6 risposte a “Teologia: tradimento o liberazione?”

  1. Pietro Buttiglione ha detto:

    Pardon… Ma mi preme indicare 2 temi x i ns teologi:
    1) ANTROPOLOGIA. ( tema caro Gil..) Ma come? invece di parlare di Dio.. l’uomo???
    2) PANPSICHISMO. nn certo xchè mi ci sto dedicando io, ma xché sta dilagando.. Cito il Tononi della I.T.T ma anche i ‘vicini’ Faggin che si sta spendendo ovunque, la stesso Gasperini..
    Ma xchè un teologo non dovrebbe occuparsi anche di NDE, esperienze fuori-corpo, ecc cioé di fenomeni “paranormali”??
    Se succederá.. saremo sdoganati… ma capisco che x uno ‘inquadrato” l’è dura!!
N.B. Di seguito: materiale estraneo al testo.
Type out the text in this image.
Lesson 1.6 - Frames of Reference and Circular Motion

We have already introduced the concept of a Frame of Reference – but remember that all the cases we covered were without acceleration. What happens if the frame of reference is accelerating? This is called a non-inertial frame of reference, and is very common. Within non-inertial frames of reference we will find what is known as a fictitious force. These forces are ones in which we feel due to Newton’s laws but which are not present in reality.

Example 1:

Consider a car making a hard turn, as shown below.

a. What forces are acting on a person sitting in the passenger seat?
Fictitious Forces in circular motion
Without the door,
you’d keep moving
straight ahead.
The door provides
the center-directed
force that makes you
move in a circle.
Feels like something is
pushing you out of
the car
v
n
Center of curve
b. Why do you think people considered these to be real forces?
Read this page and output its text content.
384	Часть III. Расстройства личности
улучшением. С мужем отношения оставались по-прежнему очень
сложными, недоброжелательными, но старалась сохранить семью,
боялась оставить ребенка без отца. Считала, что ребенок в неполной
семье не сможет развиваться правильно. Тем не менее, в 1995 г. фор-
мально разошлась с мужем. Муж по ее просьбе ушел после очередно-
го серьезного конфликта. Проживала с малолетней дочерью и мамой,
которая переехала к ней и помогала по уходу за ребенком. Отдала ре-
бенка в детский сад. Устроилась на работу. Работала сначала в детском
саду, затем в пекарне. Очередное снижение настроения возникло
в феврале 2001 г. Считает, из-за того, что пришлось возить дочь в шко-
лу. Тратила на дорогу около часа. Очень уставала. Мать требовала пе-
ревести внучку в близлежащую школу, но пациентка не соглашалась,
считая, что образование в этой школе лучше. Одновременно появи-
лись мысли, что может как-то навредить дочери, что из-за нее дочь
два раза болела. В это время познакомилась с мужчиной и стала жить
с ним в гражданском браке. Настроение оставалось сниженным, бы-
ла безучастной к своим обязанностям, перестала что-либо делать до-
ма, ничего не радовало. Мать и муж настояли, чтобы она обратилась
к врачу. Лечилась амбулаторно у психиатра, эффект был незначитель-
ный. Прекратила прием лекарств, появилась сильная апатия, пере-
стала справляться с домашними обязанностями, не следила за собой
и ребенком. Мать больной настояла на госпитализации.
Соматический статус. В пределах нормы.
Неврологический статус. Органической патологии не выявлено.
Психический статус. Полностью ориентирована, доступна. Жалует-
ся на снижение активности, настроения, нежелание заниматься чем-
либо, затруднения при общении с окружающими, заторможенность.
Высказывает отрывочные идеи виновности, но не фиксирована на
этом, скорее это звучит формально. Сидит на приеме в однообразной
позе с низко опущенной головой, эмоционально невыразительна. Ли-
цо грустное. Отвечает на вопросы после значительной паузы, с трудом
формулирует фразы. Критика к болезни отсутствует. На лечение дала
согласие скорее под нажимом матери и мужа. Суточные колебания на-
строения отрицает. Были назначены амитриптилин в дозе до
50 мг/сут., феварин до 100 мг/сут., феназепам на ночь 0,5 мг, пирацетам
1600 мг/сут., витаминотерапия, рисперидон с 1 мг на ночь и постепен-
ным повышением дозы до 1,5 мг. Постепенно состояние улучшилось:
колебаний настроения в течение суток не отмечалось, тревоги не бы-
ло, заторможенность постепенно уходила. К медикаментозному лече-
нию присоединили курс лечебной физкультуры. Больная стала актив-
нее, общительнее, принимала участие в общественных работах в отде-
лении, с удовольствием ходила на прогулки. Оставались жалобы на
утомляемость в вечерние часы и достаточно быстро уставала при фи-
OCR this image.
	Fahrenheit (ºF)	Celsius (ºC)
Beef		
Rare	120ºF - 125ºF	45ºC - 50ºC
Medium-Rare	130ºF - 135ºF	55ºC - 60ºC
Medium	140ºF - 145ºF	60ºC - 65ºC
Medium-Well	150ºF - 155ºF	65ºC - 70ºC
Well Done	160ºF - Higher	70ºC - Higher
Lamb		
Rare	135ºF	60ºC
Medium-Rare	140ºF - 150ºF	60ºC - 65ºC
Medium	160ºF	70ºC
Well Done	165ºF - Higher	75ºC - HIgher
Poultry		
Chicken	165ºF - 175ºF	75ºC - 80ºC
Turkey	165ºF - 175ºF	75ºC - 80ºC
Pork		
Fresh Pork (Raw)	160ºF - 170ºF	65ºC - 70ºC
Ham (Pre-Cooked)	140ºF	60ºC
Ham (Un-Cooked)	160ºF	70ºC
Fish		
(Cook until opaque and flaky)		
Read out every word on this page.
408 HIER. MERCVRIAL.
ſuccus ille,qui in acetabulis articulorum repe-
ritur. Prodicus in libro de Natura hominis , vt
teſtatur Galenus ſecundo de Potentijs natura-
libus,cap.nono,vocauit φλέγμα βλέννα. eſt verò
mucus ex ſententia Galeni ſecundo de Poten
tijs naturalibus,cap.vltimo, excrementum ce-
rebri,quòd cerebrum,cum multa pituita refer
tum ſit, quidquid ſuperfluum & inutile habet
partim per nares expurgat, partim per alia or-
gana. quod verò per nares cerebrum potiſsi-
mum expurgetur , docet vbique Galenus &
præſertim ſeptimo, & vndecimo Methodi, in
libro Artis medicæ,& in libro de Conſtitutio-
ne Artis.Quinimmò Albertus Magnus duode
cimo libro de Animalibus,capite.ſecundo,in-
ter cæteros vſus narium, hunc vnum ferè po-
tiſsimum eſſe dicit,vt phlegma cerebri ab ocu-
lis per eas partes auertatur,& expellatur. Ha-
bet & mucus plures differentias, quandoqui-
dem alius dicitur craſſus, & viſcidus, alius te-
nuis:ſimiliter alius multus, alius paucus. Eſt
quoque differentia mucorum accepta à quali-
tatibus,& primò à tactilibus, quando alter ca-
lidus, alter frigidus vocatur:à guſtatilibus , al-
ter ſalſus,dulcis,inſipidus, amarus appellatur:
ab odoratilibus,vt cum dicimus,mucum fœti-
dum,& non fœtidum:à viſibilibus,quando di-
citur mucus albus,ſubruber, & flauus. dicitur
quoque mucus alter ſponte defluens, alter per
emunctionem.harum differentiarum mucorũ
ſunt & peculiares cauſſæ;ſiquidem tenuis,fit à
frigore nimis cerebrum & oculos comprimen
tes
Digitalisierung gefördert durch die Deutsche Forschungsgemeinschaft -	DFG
  2. Francesca Vittoria vicentini ha detto:

    Il Teologo Papà Joseph Ratzinger faceva attento l’orecchio all’ascolto e curiosa l’intelligenza all’approfondimento della Parola così rivolta all’uomo, efficace incarnata nel tempo e nei problemi della società aprendo a una luce di sapienza quei problemi di oggi/sempre, anche ad ascoltatori/lettori meno informati di cultura. Quella sua Teologia non appariva astratta storia, di un indagare sul Dio Cristiano come da un libero pensiero, ma essendo sacerdote Joseph Ratzinger si definiva umile lavoratore alla vigna del Suo Signore, perciò rivolto a aprire a conoscenza quel gregge affidatogli, missionario dunque della Verità a Che quel Gesù non apparisse solo Maestro e la sua una sua dottrina , ma del divenire Parola vivente , acqua di vita per l’uomo di ogni tempo. E’ dall’amore di un Padre per l’umanità che ha offerto un aiuto mandando il Figlio e nel Risorto avere esempio di una libertà da acquisire nuova, diversa che porta a salvezza

  3. Antonio Staglianò ha detto:

    Se la teologia come scienza e sapienza corrisponde alla fede, l’esilio di cui soffre la teologia nell’agorà pubblica è l’emarginazione della fede, la progressiva esculturazione del cattolicesimo (parliamo di noi) dalla cultura. Qui il “tradimento” dei teologi (sottolineato da Dianich) si approfondisce e giunge al suo vero nucleo fenomenologico: è quello di aver tollerato, con la propra afasia, il generarsi in Occidente di una “fede cattolica” che ha smarrito il cristianesimo “strada facendo”. Abitando “acriticamente” (è questo un paradosso per la teologia) il metaverso illuministico che ha separato non solo il sapere dal credere, ma soprattutto il credere dal sapere della vita, perdendo la fides quae per charitatem operatur e producendo un fantoccio di fede che il razionalismo può felicemente “tollerare”.

  4. Antonio Staglianò ha detto:

    L’ultimo numero della Rivista della Pontificia Accademia di Teologia è interamente dedicato al “carattere pubblico” della teologia.
    Si deve concordare sulla distinzione tra “teologi” e “professori” di teologia: molti professori non sono davvero teologi e viceversa molti teologi non sono professori. Questo fa ben sperare nella possibilità di trovare teologi là dove non te lo aspetti, magari in “credenti” che non si rassegnano a vivere la propria fede in ritualità che non toccano la “carne” di nrssuno, nemmeno quella di chi li pratica. Sarà la teologia sapienziale a risuscitare il carattere pubblico della teologia?

  5. Paolo Gamberini ha detto:

    La casa sta bruciando e non ci occupiamo di cambiare le lampadine. Non solo la chiesa, ma il cristianesimo è in crisi. Stare ancora a discutere su queste questioni significa attardarsi nel passato. Le grandi questioni, sono altrove, non c’è più fede! Sì, ma di quella che si intrattiene ancora su questi “ma, forse, nonostante tutto, etc…”. Ad un cardinale qui a Roma per il Sinodo ho parlato del caos che si vive a Roma per il traffico, i lavori per la ristrutturazione della rete metropolitana e del giubileo, le valanghe di turisti, che stanno invadendo la città. Ci è venuto in mente come sarebbe più “evangelico” di NON celebrare il giubileo in questa forma trionfale ma liberare i prigionieri e fasciare le ferite della Umanità e del Creato, attraverso gesti profetici, per tutta la durata del 2025. Dando anche un posto in un autobus zeppo di persone a chi deve correre al lavoro.

  6. Roberto Piva ha detto:

    Interventi molto razionali e azzeccati che condivido pienamente anche se sarebbe importante arrivassero agli orecchi ma soprattutto al cuore dei nostri vescovi. Ci troviamo purtroppo con una realtà clericale (appunto perché clericale) perlopiù ottusa e sorda che non si sa come sanare questa malattia. Comunque grazie per queste vostre considerazioni, alla fine ” la goccia scava la pietra” (speriamo).